Nem projeções internas do PSDB apontavam um cenário tão alvissareiro para o partido. Liderada pelo governador Geraldo Alckmin, a sigla venceu 163 disputas em cidades do estado de São Paulo onde a eleição terminou no primeiro turno. Obteve praticamente o dobro das prefeituras conseguidas pelo PMDB e 20 vezes as conquistadas pelo PT. Entre os 28 municípios paulistas com mais de 200 mil habitantes, o desempenho tucano foi ainda melhor. Os postulantes do partido lideram a apuração em 14 deles. Em nove, como na capital com João Doria, elegeram-se com antecedência ao obter mais de 50% dos votos. Nos outros, despontam como francos favoritos no segundo turno. É o caso de Santo André. Lá, o candidato tucano Paulo Serra contrariou as pesquisas, que o colocavam em terceiro lugar, e terminou a apuração em primeiro. Agora, surge como um pule de dez para impedir a reeleição do petista Carlos Grana. Na vizinha São Bernardo do Campo, Orlando Morando desponta para assumir a cadeira de outro petista, Luiz Marinho. Ali a vitória tem um gosto especial para o PSDB por ser o berço político do ex-presidente Luiz Inácio Lula da Silva. Caso se concretizem, as duas conquistas terminarão de esfacelar o chamado cinturão vermelho. Trata-se de um conjunto de oito cidades da Região Metropolitana de São Paulo, onde o PT nasceu e veio crescendo eleição após eleição e nas quais desde 2008 se mantém no poder. Juntas, elas reúnem cerca de 3,5 milhões de eleitores e eram cruciais, nos planos petistas, para tentar encerrar a hegemonia de mais de 20 anos do PSDB à frente do governo estadual.

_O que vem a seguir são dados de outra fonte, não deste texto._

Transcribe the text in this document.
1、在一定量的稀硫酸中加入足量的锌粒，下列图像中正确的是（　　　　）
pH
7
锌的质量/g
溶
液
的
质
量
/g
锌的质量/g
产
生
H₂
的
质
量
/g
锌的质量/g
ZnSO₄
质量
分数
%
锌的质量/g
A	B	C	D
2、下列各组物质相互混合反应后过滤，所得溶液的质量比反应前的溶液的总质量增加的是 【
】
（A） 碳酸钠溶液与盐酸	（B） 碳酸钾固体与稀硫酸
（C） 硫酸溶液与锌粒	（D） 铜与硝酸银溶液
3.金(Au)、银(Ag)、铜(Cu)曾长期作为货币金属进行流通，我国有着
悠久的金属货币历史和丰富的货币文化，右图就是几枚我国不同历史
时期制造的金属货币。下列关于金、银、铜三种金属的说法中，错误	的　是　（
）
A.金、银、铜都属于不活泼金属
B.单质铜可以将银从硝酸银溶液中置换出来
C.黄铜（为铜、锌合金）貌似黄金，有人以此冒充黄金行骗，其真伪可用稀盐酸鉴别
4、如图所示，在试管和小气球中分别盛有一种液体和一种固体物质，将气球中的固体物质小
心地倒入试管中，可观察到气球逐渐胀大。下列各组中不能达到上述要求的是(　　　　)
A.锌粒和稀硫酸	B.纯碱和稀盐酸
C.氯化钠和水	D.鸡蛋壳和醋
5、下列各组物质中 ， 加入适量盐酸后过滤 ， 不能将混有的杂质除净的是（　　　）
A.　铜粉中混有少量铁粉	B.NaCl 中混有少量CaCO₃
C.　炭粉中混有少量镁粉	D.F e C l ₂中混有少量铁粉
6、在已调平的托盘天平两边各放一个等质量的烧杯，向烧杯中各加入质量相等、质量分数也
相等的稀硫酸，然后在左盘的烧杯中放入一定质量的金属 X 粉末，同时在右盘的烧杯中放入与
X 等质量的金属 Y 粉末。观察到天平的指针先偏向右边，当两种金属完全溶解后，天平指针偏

Nenhum partido cresceu tanto nas urnas, levou tantas capitais
e ainda deve conquistar mais espaço no 2º turno municipal

O PSDB deixou a eleição, no domingo 2, com o maior número de prefeitos eleitos em capitais. Foram dois. João Doria, em São Paulo, e Firmino Filho, reeleito em Teresina, Piauí. O partido possui ainda oito chances no segundo turno para superar as quatro vitórias de 2012. Em Porto Alegre, as urnas colocaram Nelson Marchezan Júnior (PSDB) na liderança do primeiro turno, com 29,84%, para surpresa dos institutos de pesquisa. O tucano agora irá enfrentar Sebastião Melo (PMDB) na esperança de ser o primeiro nome na história do partido a comandar a capital do Rio Grande do Sul. Sua vitória poderá ampliar o número de prefeituras do PSDB no estado. Neste pleito, a sigla passou de 18 para 26 cidades gaúchas sob seu comando.  Um aumento semelhante ao ocorrido em Santa Catarina, onde o PSDB obteve 38 vitórias contra 26 em 2012. No Paraná, administrado pelo governador Beto Richa, os tucanos perderam prefeituras. Mas conquistaram municípios mais populosos.

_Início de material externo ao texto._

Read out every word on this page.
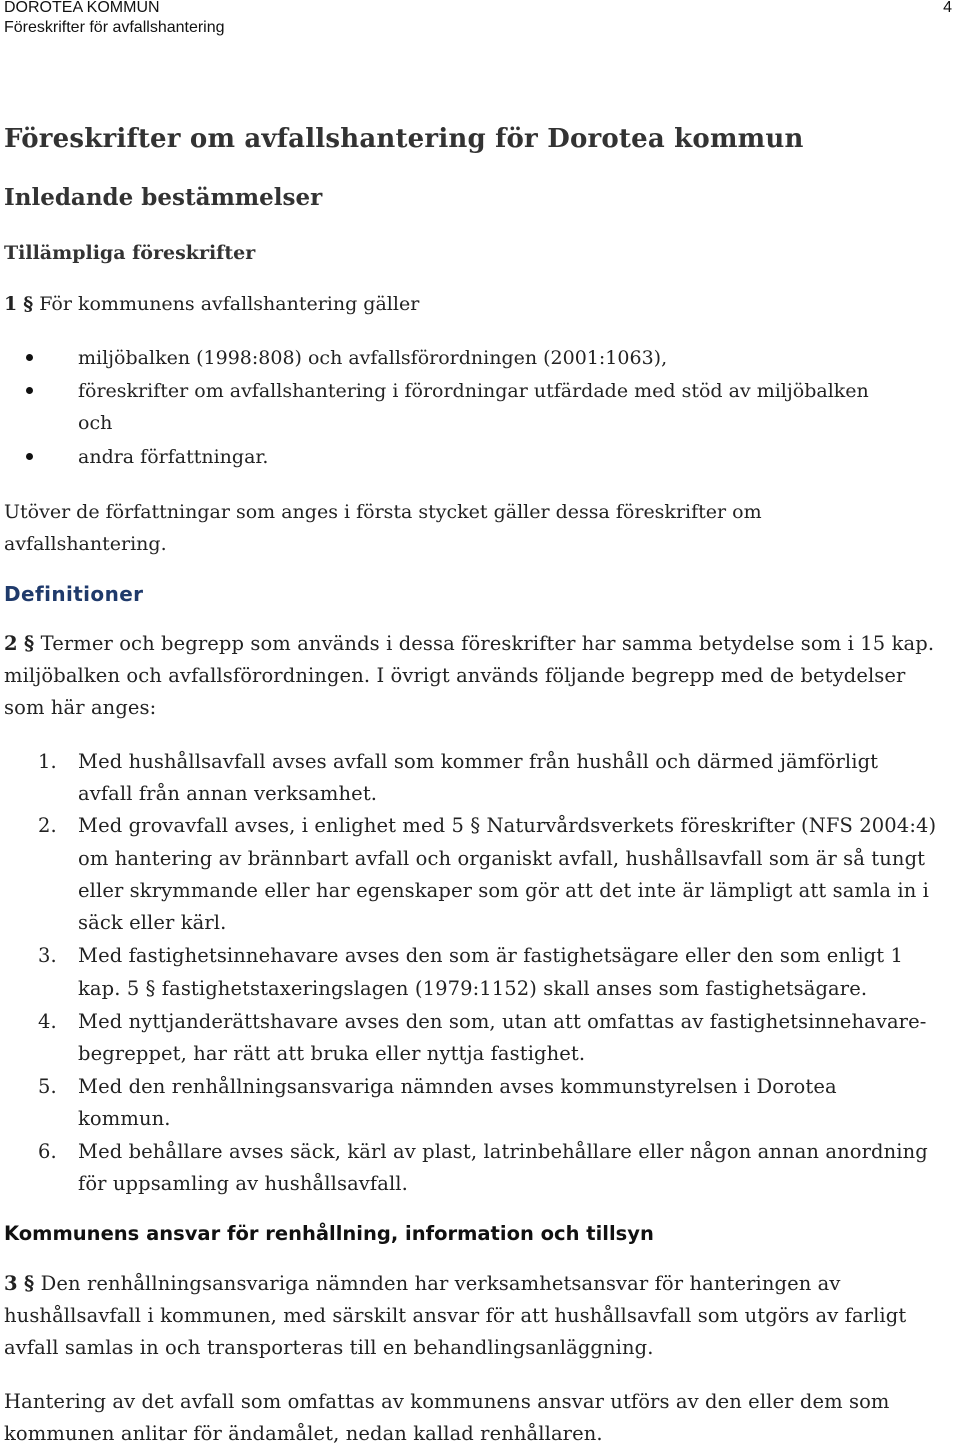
DOROTEA KOMMUN
Föreskrifter för avfallshantering
4
Föreskrifter om avfallshantering för Dorotea kommun
Inledande bestämmelser
Tillämpliga föreskrifter
1 § För kommunens avfallshantering gäller
miljöbalken (1998:808) och avfallsförordningen (2001:1063),
föreskrifter om avfallshantering i förordningar utfärdade med stöd av miljöbalken
och
andra författningar.
Utöver de författningar som anges i första stycket gäller dessa föreskrifter om
avfallshantering.
Definitioner
2 § Termer och begrepp som används i dessa föreskrifter har samma betydelse som i 15 kap.
miljöbalken och avfallsförordningen. I övrigt används följande begrepp med de betydelser
som här anges:
1. Med hushållsavfall avses avfall som kommer från hushåll och därmed jämförligt
avfall från annan verksamhet.
2. Med grovavfall avses, i enlighet med 5 § Naturvårdsverkets föreskrifter (NFS 2004:4)
om hantering av brännbart avfall och organiskt avfall, hushållsavfall som är så tungt
eller skrymmande eller har egenskaper som gör att det inte är lämpligt att samla in i
säck eller kärl.
3. Med fastighetsinnehavare avses den som är fastighetsägare eller den som enligt 1
kap. 5 § fastighetstaxeringslagen (1979:1152) skall anses som fastighetsägare.
4. Med nyttjanderättshavare avses den som, utan att omfattas av fastighetsinnehavare-
begreppet, har rätt att bruka eller nyttja fastighet.
5. Med den renhållningsansvariga nämnden avses kommunstyrelsen i Dorotea
kommun.
6. Med behållare avses säck, kärl av plast, latrinbehållare eller någon annan anordning
för uppsamling av hushållsavfall.
Kommunens ansvar för renhållning, information och tillsyn
3 § Den renhållningsansvariga nämnden har verksamhetsansvar för hanteringen av
hushållsavfall i kommunen, med särskilt ansvar för att hushållsavfall som utgörs av farligt
avfall samlas in och transporteras till en behandlingsanläggning.
Hantering av det avfall som omfattas av kommunens ansvar utförs av den eller dem som
kommunen anlitar för ändamålet, nedan kallad renhållaren.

Com o apoio do senador Aécio Neves, o PSDB pode governar
Belo Horizonte depois de 28 anos com o ex-goleiro João Leite

Em Minas Gerais, o PSDB pode voltar a comandar a capital do estado depois de 28 anos. Apoiado pelo senador Aécio Neves, João Leite aparece em vantagem na corrida eleitoral contra Alexandre Kalil (PHS) em Belo Horizonte. Próximo dali, o candidato Alex de Freitas surpreendeu e disputará o segundo turno de Contagem contra o atual prefeito Carlin Moura (PCdoB). Os dois resultados podem ajudar a pôr fim a uma longeva dor de cabeça tucana. Segundo estado mais populoso do Brasil, Minas Gerais se tornou nas últimas eleições presidenciais uma espécie de “calcanhar de Aquiles” tucano. As urnas mineiras ajudaram a assegurar os 13 anos de PT no poder. No segundo turno de 2014, Dilma assegurou 52,4% dos votos. De lá para cá, o antipetismo ganhou força. O PT, mesmo com o domínio do governo estadual com a posse de Fernando Pimentel em 2015, caiu de 113 para 40 prefeituras administradas em quatro anos na esteira dos escândalos de corrupção. O próprio governador foi denunciado pelo Ministério Público Federal na Operação Acrônimo por receber propina de empresas. Caso o Superior Tribunal de Justiça aceite a acusação e o torne réu, o petista será automaticamente afastado do cargo.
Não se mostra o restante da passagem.